You agree with walkable cities but:
Don't just say "it's fucking wrong" without explaining yourself. It kills debates and it just looks like you're salty and took the comment personally
Take some time and continue the conversation
No
This is a gross oversimplification and in part just illogical. Yes, new small homes would help everyone out. But compare house prices to purchasing power then vs. now. It’s absolutely incomparable to 1960. That’s not because of square footage. And car ownership as an input here makes no sense. The costs of a downpayment and mortgage are simply out of reach for many people irrespective of car count. I say all this as a homeowner.
It really is not. I'm not saying there are no other economic challenges, but the vast majority of housing costs are effectively caused by this.
Here:
The median home price in 1960 was around 20,000. In inflation adjusted 2020 dollars that would have been close to 200,000.
This puts the price per square foot prices within the $100-150 range.
In 2020, the price per square foot was in the same range.
Wages have remained largely static. To be clear, this is NOT a good thing as productivity has skyrocketed, but is beside the point for now.
Effectively, the reason why people cannot afford a mortgage is massively influenced by the average size of home.
Cars make this fact even worse. On the mid to low income side of the economic spectrum, car ownership can easily cost 30% of household spending. A two car garage easily adds 10%+ to home costs.
The apartment in the 90s is possibly the most expensive place to live. Also, this skips the 00s.
1980s: Cocaine!
Pretty sure that's why 80's father is stoked.
2030s tent colonies aka homeless camps
I think you mean prison towers because being homeless is illegal.
Its only illegal if they can enforce it. And by this I mean fire bottles, car bombs, and whatever else ya can chuck at the police.
Honestly you could put 1930s there and it would work the same
Fantastic work, especially the hairdos of Woejack and Tradwife are spot-on. Best meme I've seen in many months.
I mean, I agree with the underlying complaint, but with the last example makes this come off as a bad faith right wing meme trying to blame the collapse of middle America on "woke" millennials instead of the inexcusable suppression of wages for decades and the greed-flation in every aspect of our lives.
How?
Also the last panel would be zoomers the millennials are the ones that could afford to rent still.
Huh?
I get the point but not entirely accurate. The 90s and 00s were the golden age of McMansions.
Did their children die and they just didn’t age? Did they breed for food? That sounds pretty sustainable. Hmmm. Consuming children for eternal life and being green at the same time!
It’s only a matter of time before the cat gets swapped out for a plant.
Damn Gen Beta and their plants. They could afford a house if they didn't have 3 whole plants to take care of!
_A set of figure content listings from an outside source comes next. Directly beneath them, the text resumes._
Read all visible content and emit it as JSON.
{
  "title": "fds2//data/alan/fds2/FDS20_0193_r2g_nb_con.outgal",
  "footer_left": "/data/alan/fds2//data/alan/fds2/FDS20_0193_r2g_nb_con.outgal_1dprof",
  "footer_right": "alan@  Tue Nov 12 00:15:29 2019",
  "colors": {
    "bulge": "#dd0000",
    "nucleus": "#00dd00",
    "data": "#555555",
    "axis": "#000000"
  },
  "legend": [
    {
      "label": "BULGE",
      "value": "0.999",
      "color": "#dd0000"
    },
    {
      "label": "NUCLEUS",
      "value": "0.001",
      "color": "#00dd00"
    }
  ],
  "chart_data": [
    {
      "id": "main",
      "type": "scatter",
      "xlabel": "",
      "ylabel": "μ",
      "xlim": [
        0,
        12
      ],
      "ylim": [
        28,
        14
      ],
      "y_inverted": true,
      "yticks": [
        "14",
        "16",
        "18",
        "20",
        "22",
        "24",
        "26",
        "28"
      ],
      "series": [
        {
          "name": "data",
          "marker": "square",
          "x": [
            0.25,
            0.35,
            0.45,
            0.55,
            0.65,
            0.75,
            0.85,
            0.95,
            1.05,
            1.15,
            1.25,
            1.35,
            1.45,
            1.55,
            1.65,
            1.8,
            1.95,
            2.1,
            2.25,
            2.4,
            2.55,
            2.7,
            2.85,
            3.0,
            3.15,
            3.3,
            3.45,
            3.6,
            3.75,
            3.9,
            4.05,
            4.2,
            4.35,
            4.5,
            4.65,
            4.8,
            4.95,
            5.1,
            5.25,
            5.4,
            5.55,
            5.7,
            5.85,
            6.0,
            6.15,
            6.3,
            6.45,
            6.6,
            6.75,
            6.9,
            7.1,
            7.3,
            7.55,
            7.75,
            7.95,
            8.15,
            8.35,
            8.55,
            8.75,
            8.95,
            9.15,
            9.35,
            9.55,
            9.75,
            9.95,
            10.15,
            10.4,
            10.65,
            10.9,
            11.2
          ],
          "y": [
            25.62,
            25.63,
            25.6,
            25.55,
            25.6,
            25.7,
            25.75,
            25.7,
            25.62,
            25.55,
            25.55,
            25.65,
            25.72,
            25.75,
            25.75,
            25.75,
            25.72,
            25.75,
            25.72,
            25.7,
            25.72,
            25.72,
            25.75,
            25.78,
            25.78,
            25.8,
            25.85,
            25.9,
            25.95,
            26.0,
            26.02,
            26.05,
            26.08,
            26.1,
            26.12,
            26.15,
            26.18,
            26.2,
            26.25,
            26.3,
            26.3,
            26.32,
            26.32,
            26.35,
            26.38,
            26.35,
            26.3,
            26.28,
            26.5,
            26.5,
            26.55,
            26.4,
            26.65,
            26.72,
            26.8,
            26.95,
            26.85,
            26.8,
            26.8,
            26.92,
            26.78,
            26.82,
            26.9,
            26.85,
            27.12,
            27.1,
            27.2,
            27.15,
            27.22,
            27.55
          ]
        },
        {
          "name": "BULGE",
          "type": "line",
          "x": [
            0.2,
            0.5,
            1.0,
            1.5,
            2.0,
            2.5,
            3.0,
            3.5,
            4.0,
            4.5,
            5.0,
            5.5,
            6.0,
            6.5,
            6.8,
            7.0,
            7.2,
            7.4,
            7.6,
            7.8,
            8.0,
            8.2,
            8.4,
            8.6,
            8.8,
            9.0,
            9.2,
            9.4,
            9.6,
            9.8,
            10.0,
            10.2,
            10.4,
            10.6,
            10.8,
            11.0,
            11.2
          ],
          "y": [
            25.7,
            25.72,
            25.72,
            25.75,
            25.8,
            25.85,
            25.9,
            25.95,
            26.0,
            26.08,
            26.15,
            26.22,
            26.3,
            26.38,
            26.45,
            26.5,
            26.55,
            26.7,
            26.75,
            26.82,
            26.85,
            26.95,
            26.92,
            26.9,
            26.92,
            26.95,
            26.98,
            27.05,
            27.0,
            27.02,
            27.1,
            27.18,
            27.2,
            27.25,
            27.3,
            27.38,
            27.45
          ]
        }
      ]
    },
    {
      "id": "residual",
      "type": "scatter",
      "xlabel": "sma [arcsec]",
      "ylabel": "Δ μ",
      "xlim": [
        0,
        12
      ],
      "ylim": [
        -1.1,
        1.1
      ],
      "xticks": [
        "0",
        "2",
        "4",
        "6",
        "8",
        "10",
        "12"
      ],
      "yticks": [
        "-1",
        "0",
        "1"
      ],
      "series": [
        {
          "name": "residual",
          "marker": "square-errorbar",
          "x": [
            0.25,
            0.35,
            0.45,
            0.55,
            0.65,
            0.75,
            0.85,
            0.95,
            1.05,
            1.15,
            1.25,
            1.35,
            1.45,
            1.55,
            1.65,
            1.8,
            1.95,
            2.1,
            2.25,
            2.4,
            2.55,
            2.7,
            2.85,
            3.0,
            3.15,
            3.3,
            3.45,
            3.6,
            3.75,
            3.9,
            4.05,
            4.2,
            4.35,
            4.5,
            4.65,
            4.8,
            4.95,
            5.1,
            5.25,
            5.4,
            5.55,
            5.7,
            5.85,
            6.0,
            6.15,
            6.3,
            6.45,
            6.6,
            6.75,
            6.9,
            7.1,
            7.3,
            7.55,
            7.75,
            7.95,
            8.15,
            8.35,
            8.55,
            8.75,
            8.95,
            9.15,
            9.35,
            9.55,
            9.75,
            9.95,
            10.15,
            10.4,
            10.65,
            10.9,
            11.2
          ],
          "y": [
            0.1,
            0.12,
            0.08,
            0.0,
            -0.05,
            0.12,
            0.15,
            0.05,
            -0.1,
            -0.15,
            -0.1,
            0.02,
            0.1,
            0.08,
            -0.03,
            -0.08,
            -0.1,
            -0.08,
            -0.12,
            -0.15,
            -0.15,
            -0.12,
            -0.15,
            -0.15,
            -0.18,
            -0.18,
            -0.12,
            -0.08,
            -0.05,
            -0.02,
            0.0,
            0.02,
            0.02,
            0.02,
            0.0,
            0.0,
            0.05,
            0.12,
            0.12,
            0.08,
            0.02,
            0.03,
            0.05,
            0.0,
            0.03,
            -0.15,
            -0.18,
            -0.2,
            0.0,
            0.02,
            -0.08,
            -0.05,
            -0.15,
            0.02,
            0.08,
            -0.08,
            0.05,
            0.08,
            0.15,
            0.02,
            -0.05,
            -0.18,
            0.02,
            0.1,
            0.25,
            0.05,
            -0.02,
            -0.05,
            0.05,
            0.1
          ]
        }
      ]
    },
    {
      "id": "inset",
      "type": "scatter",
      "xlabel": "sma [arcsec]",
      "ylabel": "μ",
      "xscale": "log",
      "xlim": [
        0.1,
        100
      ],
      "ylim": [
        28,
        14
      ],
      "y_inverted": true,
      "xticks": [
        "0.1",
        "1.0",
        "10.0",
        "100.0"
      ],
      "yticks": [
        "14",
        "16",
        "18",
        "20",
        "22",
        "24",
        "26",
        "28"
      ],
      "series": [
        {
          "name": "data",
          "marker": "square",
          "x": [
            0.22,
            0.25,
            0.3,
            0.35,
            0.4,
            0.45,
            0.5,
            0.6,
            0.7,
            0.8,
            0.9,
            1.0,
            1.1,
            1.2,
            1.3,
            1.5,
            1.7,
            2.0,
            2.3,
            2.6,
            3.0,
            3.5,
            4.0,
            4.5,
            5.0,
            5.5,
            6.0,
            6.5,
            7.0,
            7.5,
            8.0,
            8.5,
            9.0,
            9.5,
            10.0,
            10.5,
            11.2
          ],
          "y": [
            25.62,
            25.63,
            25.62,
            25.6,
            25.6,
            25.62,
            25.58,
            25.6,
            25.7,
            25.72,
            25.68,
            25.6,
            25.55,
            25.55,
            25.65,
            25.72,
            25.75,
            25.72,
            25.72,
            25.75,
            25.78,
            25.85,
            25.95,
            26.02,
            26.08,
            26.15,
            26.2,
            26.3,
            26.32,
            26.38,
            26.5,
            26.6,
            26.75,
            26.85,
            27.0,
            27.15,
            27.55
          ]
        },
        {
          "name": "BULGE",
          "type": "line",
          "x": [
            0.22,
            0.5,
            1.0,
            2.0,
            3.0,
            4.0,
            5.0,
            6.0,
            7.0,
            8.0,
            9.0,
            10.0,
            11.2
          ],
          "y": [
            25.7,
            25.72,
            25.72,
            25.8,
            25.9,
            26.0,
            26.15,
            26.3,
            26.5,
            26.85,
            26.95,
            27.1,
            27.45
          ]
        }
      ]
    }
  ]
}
human children → pets → plants → cut flowers → virtual pets do a comeback → adult imaginary friends
SMH you think we going to be able to afford plants in the future! It's going to be the parents as pets:*(..
We're gonna bring back virtual pets because real pets are too expensive
EA will fix that. With microtransactions your digital pets can be equally expensive! (If not moreso!)
No they need the cat, otherwise their car might get rats/roaches, then who would want to be roommates?